Collaboration: The Core of a Data-Driven Organization

Data is a good news/bad news situation. The good news is that companies have more information at their disposal than ever before. The bad news is that they may not know what to do with it. The first step to closing that gap is identifying the problem, which is often a lack of connection between data analysts and business users.

Corporations generate oodles of information. How much? Mind bogglingly much. A zettabyte (ZB) is a trillion gigabytes (GB). The collective sum of the world’s data is expected to grow from 33ZBin 2018 to 175ZB by 2025, a compound annual growth rate (CAGR) of 61%, according to International Data Corp. 

Many corporations collect information, put fancy dashboards in front of it, and think that business process reengineering happens: voila! It doesn’t, which both the data analyst and the end user find frustrating. 

Data is complicated; many firms have tons of information at their disposal and get lost in the processes of collecting it and then digging into it. But data is only one piece in a bigger puzzle. 

To leverage it for competitive gain, data has to be quickly consolidated and include the context needed for interpretation. Data analysts and business users can then determine what the data represents and how to use the information to improve the business. But that’s also where problems arise.

The problem: Two distinct data views  

The data analyst looks at the issue from a data lens. They are comfortable dabbling with Structured Query Language (SQL) but may get lost in business jargon. When a request arrives, they take it literally and focus on extending the range of data sources, tweaking the user interface, or increasing the fields on the screen. Those are helpful steps but may not result in business-altering insights.

Compounding the problem, analysts, like most employees nowadays, are pulled in many directions and rush from request to request. They worry about letting business users run wild with data. After all, data analysts do not have the bandwidth to produce all the reports or to check every conclusion drawn from the data and their work backlog is always growing, but they’re often held responsible for how data is used, not just how it’s obtained.
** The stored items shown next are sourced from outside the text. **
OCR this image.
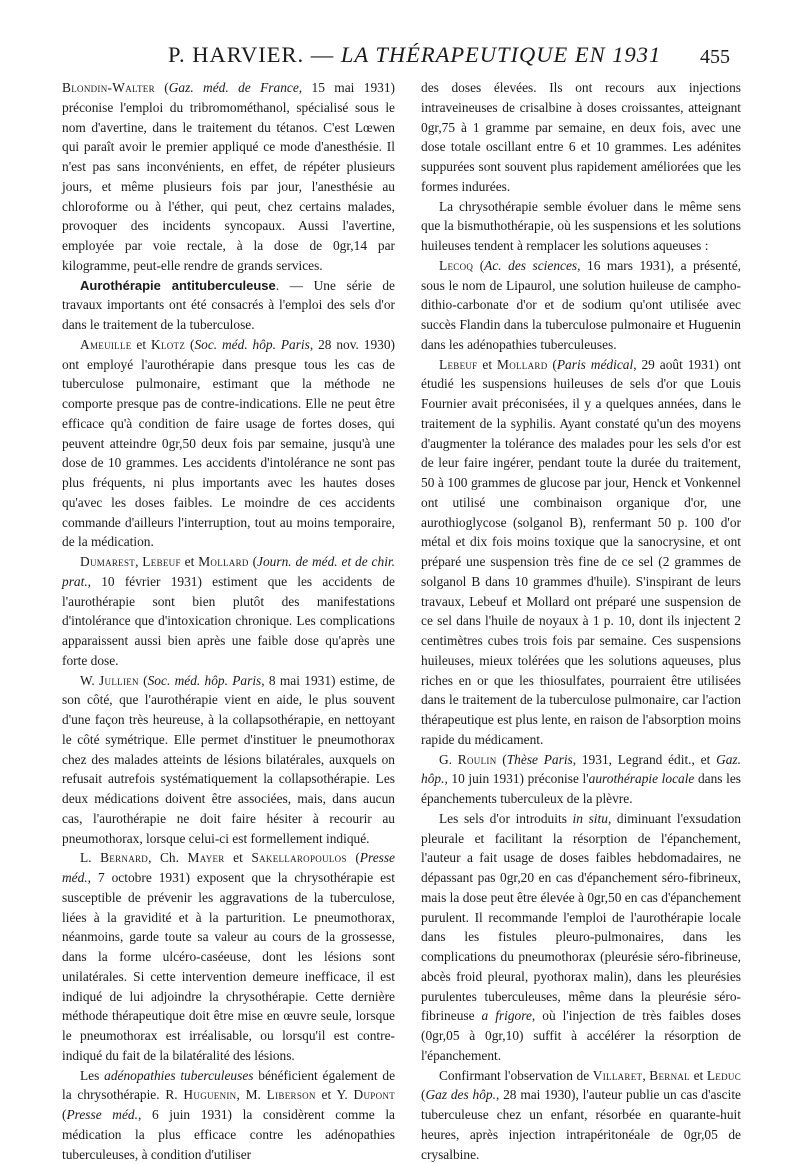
P. HARVIER. — LA THÉRAPEUTIQUE EN 1931 455

Blondin-Walter (Gaz. méd. de France, 15 mai 1931) préconise l'emploi du tribromométhanol, spécialisé sous le nom d'avertine, dans le traitement du tétanos. C'est Lœwen qui paraît avoir le premier appliqué ce mode d'anesthésie. Il n'est pas sans inconvénients, en effet, de répéter plusieurs jours, et même plusieurs fois par jour, l'anesthésie au chloroforme ou à l'éther, qui peut, chez certains malades, provoquer des incidents syncopaux. Aussi l'avertine, employée par voie rectale, à la dose de 0gr,14 par kilogramme, peut-elle rendre de grands services.

Aurothérapie antituberculeuse. — Une série de travaux importants ont été consacrés à l'emploi des sels d'or dans le traitement de la tuberculose.

Ameuille et Klotz (Soc. méd. hôp. Paris, 28 nov. 1930) ont employé l'aurothérapie dans presque tous les cas de tuberculose pulmonaire, estimant que la méthode ne comporte presque pas de contre-indications. Elle ne peut être efficace qu'à condition de faire usage de fortes doses, qui peuvent atteindre 0gr,50 deux fois par semaine, jusqu'à une dose de 10 grammes. Les accidents d'intolérance ne sont pas plus fréquents, ni plus importants avec les hautes doses qu'avec les doses faibles. Le moindre de ces accidents commande d'ailleurs l'interruption, tout au moins temporaire, de la médication.

Dumarest, Lebeuf et Mollard (Journ. de méd. et de chir. prat., 10 février 1931) estiment que les accidents de l'aurothérapie sont bien plutôt des manifestations d'intolérance que d'intoxication chronique. Les complications apparaissent aussi bien après une faible dose qu'après une forte dose.

W. Jullien (Soc. méd. hôp. Paris, 8 mai 1931) estime, de son côté, que l'aurothérapie vient en aide, le plus souvent d'une façon très heureuse, à la collapsothérapie, en nettoyant le côté symétrique. Elle permet d'instituer le pneumothorax chez des malades atteints de lésions bilatérales, auxquels on refusait autrefois systématiquement la collapsothérapie. Les deux médications doivent être associées, mais, dans aucun cas, l'aurothérapie ne doit faire hésiter à recourir au pneumothorax, lorsque celui-ci est formellement indiqué.

L. Bernard, Ch. Mayer et Sakellaropoulos (Presse méd., 7 octobre 1931) exposent que la chrysothérapie est susceptible de prévenir les aggravations de la tuberculose, liées à la gravidité et à la parturition. Le pneumothorax, néanmoins, garde toute sa valeur au cours de la grossesse, dans la forme ulcéro-caséeuse, dont les lésions sont unilatérales. Si cette intervention demeure inefficace, il est indiqué de lui adjoindre la chrysothérapie. Cette dernière méthode thérapeutique doit être mise en œuvre seule, lorsque le pneumothorax est irréalisable, ou lorsqu'il est contre-indiqué du fait de la bilatéralité des lésions.

Les adénopathies tuberculeuses bénéficient également de la chrysothérapie. R. Huguenin, M. Liberson et Y. Dupont (Presse méd., 6 juin 1931) la considèrent comme la médication la plus efficace contre les adénopathies tuberculeuses, à condition d'utiliser

des doses élevées. Ils ont recours aux injections intraveineuses de crisalbine à doses croissantes, atteignant 0gr,75 à 1 gramme par semaine, en deux fois, avec une dose totale oscillant entre 6 et 10 grammes. Les adénites suppurées sont souvent plus rapidement améliorées que les formes indurées.

La chrysothérapie semble évoluer dans le même sens que la bismuthothérapie, où les suspensions et les solutions huileuses tendent à remplacer les solutions aqueuses :

Lecoq (Ac. des sciences, 16 mars 1931), a présenté, sous le nom de Lipaurol, une solution huileuse de campho-dithio-carbonate d'or et de sodium qu'ont utilisée avec succès Flandin dans la tuberculose pulmonaire et Huguenin dans les adénopathies tuberculeuses.

Lebeuf et Mollard (Paris médical, 29 août 1931) ont étudié les suspensions huileuses de sels d'or que Louis Fournier avait préconisées, il y a quelques années, dans le traitement de la syphilis. Ayant constaté qu'un des moyens d'augmenter la tolérance des malades pour les sels d'or est de leur faire ingérer, pendant toute la durée du traitement, 50 à 100 grammes de glucose par jour, Henck et Vonkennel ont utilisé une combinaison organique d'or, une aurothioglycose (solganol B), renfermant 50 p. 100 d'or métal et dix fois moins toxique que la sanocrysine, et ont préparé une suspension très fine de ce sel (2 grammes de solganol B dans 10 grammes d'huile). S'inspirant de leurs travaux, Lebeuf et Mollard ont préparé une suspension de ce sel dans l'huile de noyaux à 1 p. 10, dont ils injectent 2 centimètres cubes trois fois par semaine. Ces suspensions huileuses, mieux tolérées que les solutions aqueuses, plus riches en or que les thiosulfates, pourraient être utilisées dans le traitement de la tuberculose pulmonaire, car l'action thérapeutique est plus lente, en raison de l'absorption moins rapide du médicament.

G. Roulin (Thèse Paris, 1931, Legrand édit., et Gaz. hôp., 10 juin 1931) préconise l'aurothérapie locale dans les épanchements tuberculeux de la plèvre.

Les sels d'or introduits in situ, diminuant l'exsudation pleurale et facilitant la résorption de l'épanchement, l'auteur a fait usage de doses faibles hebdomadaires, ne dépassant pas 0gr,20 en cas d'épanchement séro-fibrineux, mais la dose peut être élevée à 0gr,50 en cas d'épanchement purulent. Il recommande l'emploi de l'aurothérapie locale dans les fistules pleuro-pulmonaires, dans les complications du pneumothorax (pleurésie séro-fibrineuse, abcès froid pleural, pyothorax malin), dans les pleurésies purulentes tuberculeuses, même dans la pleurésie séro-fibrineuse a frigore, où l'injection de très faibles doses (0gr,05 à 0gr,10) suffit à accélérer la résorption de l'épanchement.

Confirmant l'observation de Villaret, Bernal et Leduc (Gaz des hôp., 28 mai 1930), l'auteur publie un cas d'ascite tuberculeuse chez un enfant, résorbée en quarante-huit heures, après injection intrapéritonéale de 0gr,05 de crysalbine.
On the other side, users think data integration is simple. They expect information to be available in the snap of a finger, even though they may not clearly articulate to the data analyst what they want or why they need it. They tinker with information but do not fully comprehend what they see, and quickly draw conclusions, sometimes to an organization’s company’s detriment.

The solution: Add context to data  

How does a company fix the communication problem? Data analysts and business users need to get into sync. They must have a strong toolkit that delivers information in a consistent, context-rich manner, so they understand and agree about where data came from and what it represents. Only then can they correlate it and bring about change that positively impacts the enterprise.

Here are some of the key concepts that can help data analysts and business users find common ground:

Defining a data model 

They might start off by talking about data models and their importance. Data models conceptually represent data objects and illustrate all of the associations among them. With them, Data Analysts build visual representations of data and use them to create, enhance, and enforce business rules.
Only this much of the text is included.